Constitutional economics & the European crisis
Political parties, we should remember are tiny private organizations that aspire to gain power and take on the mantle of "government". The electoral process and the formation of "government" is something like a parlour game with almost no serious credentials in terms of making any attempt to reflect the will of the people but rather pretend to do this while redirecting the limited expressed will of the people to secure their ability to take command of governance, including control of macro-economic policy. Although the term government appears to convey some degree of representation of the people supported by institutions of state and the civil service, what in fact passes for government is a group of individuals with a primary an overbearing interest in supporting the wishes and maintenance of the power of private organizations called political parties.

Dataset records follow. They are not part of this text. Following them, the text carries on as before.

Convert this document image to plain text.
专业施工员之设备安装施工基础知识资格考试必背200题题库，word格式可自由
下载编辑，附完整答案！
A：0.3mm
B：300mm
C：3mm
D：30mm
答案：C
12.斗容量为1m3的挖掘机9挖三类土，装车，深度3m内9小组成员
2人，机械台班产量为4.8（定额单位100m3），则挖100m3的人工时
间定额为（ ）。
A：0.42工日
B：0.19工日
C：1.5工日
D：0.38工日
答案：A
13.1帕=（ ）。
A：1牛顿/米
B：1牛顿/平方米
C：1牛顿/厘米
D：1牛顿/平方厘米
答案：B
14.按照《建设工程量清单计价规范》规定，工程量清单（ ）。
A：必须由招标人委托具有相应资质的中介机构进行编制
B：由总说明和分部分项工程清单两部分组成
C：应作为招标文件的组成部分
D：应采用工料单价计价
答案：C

The insignificant size of political parties and their heavy reliance upon the financial support of other private organizations causes them to lack an intellectual critical mass sufficient to keep lobby interests at a distance. Their lack of effective management of the economy relates, not only to their particular economic philosophies but also to the fact that the mainstream economic theories applied, KM approaches, do not represent a comprehensive model of how the economy works and, as a result, the solutions are as bad as the problems to be solved.
The same situation can be observed within the Euro zone where Member States are realizing that the Euro system applied across very different economies has worked, since its initiation, largely in favour of Germany and was always unsustainable on the periphery. But the political agenda behind the Euro, as opposed to the initial step of forming an open Common Market, is causing Brussels to wish to batten down the options available to Member States. This panic on the part of disorientated politicians with very poor democratic credentials is what strengthens the relative power of the European Commission, and decisions by unelected officials and judges, over Member States. In the current crisis this is likely to end up with impositions that will restrict the degrees of freedom of the Bank of England to act in support of government policy objectives, even although Britain is not a member of the Euro zone.
Unfortunately, the British government, that is the Conservative-Liberal Democratic ministers, running Britain is using the same faulty economic theory to justify Britain's interests whereas Europeans apply the same theory to justify undemocratic and imposed solutions. The involvement of increasing numbers of "experts" and "technocrats" all applying the same incomplete economic theory does not change matters but decisions can be attributed to experts rather than to politicians and parties. Since both sets of politicians on either side of this game have weak democratic credentials, all of them working for the maintenance of power or their associated private factions, and all of them applying faulty economic theory, we have a recipe for disaster.
The people need to demand constitutional reform so that economic policy incorporates stronger constitutional components designed to identify economic policies that support the specific objectives of the constituents while preventing anyone achieving their objectives at the expense of others. At the moment the track record shows that politicians are quite prepared to save the banks who have ruined the economy by reducing the prospects of the electorate in the meantime. The current behaviour of politicians both in Britain and in Europe reflect their inability to weigh their decisions through improved constitutional consideration and especially with reference to equity of treatment of constituents both in terms of opportunities and obligations. This disgraceful elitism of top down imposed actions and the associated massive loss in wealth, on the part of those who did not cause the crisis, has been the stuff of revolutions in the past. At the moment the financial community continues, with the willing assistance of political parties, to fool most of the people most of the time. The veneer of sophistication that "finance" has enjoyed for too long needs to be removed.
The only rational escape route, which does not build up yet further debt in the future, is a real incomes approach where the imperatives of performance and growth remain in the forefront of all decision-making and nominal financial values and "credit" should become secondary issues.